La propuesta de hoy es que abramos nuestra fe a una mirada que se aproxime a la hermosura del rostro de un Dios que -hecho humano- recorre hasta el final una existencia mortal, entrelazada con los nudos de la vida, la agonía y la muerte.
El corazón de la Semana Santa se encuentra en los tres días –llamados “Triduo Pascual”- que Jesús recorre en el breve lapso de su último Jueves, Viernes y Sábado de su vida. Los tres días últimos, antes del primero, que comienza con la Resurrección.
Te invito a que nos asomemos a cada uno de esos tres días finales de Jesús, con meditaciones, poemas y música nos hagan ingresar hacia el “otro lado” de la Pascua, a esa cara desconocida y no siempre contemplada.
Estos misterios nos revelan como ningún otro lo qué es el amor de Dios por nosotros, atreviéndose a todo, sin límites,
“hasta el fin” (Jn 13,1).
Texto 1:
El último Jueves de la vida de Jesús, el Señor organizó su propia despedida, con sus compañeros más íntimos, los agasajó con una comida típica judía, la prescripta para los festejos religiosos que conmemoraba el pueblo.
La mayoría de los presentes ni siquiera se dio cuenta de la importancia del acontecimiento. Era el “testamento” de Jesús hecho palabra y gesto. La Palabra estaba en el Mandamiento del amor que nos dejó y el gesto fue doble.
El primero consistió en lavarles los pies a sus discípulos, mostrándonos cómo Dios se arrodilla frente al hombre; un Dios arrodillado frente a la dignidad humana, respetándola y sirviéndola; y el segundo gesto se plasmó no sólo queriendo lavar el cuerpo de los otros sino entregándonos el suyo propio.

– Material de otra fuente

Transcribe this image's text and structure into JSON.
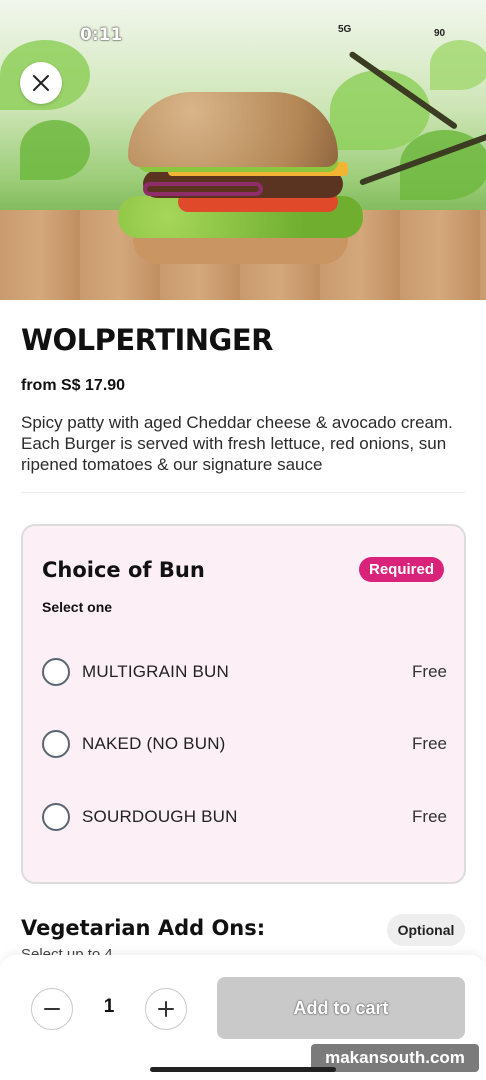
{
  "status_bar": {
    "time": "0:11",
    "network": "5G",
    "battery": "90"
  },
  "product": {
    "name": "WOLPERTINGER",
    "price": "from S$ 17.90",
    "description": "Spicy patty with aged Cheddar cheese & avocado cream. Each Burger is served with fresh lettuce, red onions, sun ripened tomatoes & our signature sauce"
  },
  "bun_section": {
    "title": "Choice of Bun",
    "badge": "Required",
    "subtitle": "Select one",
    "options": [
      {
        "label": "MULTIGRAIN BUN",
        "price": "Free",
        "selected": false
      },
      {
        "label": "NAKED (NO BUN)",
        "price": "Free",
        "selected": false
      },
      {
        "label": "SOURDOUGH BUN",
        "price": "Free",
        "selected": false
      }
    ]
  },
  "addons_section": {
    "title": "Vegetarian Add Ons:",
    "subtitle": "Select up to 4",
    "badge": "Optional"
  },
  "cart": {
    "quantity": "1",
    "add_label": "Add to cart"
  },
  "watermark": "makansouth.com",
  "colors": {
    "accent": "#d9237a",
    "card_bg": "#fcf0f6",
    "disabled_button": "#c9c9c9"
  },
  "icons": {
    "close": "close-icon",
    "minus": "minus-icon",
    "plus": "plus-icon"
  }
}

Nos dejó su Cuerpo para que lo hiciéramos parte del nuestro, para que lo comiéramos y lo absorbiéramos. Su Cuerpo hecho comida lo llamamos “Eucaristía” que significa “acción de gracias”. Su Cuerpo quiso hacerse “acción de gracias” y don para nuestro cuerpo. Su Sangre se derramó en la Cruz pero antes quiso ser vertida interiormente, en nuestra propia sangre. Cuando la tomamos, su sangre entra en el torrente de nuestra sangre, su redención se licua en nosotros como corriente de vida y fuego de luz, nos hacemos “consanguíneos” de Dios, somos de su familia, compartimos la misma sangre, riega nuestras venas e impregnas nuestras almas: ¿Qué Dios es éste que nos alimenta con su propia sustancia para que seamos parte de él?
Cuerpo entregado.
Su Cuerpo era eucarístico
mucho antes de que fuera ofrecido en el Sacramento.
En la Última Cena
su Cuerpo se desposó para siempre
con el signo del pan.
Ese pan antes había sido multiplicado
para el hambre de la gente,
convirtiéndolo en milagro.
Su Cuerpo también ya estaba entregado desde el comienzo:
En su concepción y gestación,
en su nacimiento y crecimiento,
en su bautismo entre las aguas.
En las tentaciones de cuarenta días
-gustando el ayuno solitario del desierto-
conoció la primera cuaresma de su Cuerpo.
En sus caminatas
y en su sed del mediodía
pidiendo agua a la Samaritana;
en sus manos extendidas, tocando a los leprosos;
o mezclando su saliva con barro
para dar luz a los ojos.
En su bendición a los niños;
en su sueño y su cansancio, quedándose dormido en la barca;
en su paso firme, caminando entremil barroua a la Samaritana las aguas;
en sus milagrosas curaciones
y en su Transfiguración entre fulgores.
Todo en Él era Cuerpo entregado;
Carne fragmentada;
Divino contacto para nuestro tacto.
Todo era anticipo
de lo que un día nos daría
como comida y bebida.
Todo su Cuerpo siempre fue Sacramento,
Tienda de Dios para el encuentro.
Todo su Cuerpo
-desde el principio-
fué Eucaristía.
Texto 2:
El último viernes de su vida, Jesús no la pasó nada bien. Había permanecido la noche anterior en la cárcel. Lo habían detenido, como un simple delincuente. El juicio -al cual lo sometieron- estaba plagado de inobservancias e infracciones, tanto por parte de las autoridades judías como de las romanas. Fue sólo para aparentar porque, en verdad, querían hacer lo que, finalmente, hicieron: Matarlo.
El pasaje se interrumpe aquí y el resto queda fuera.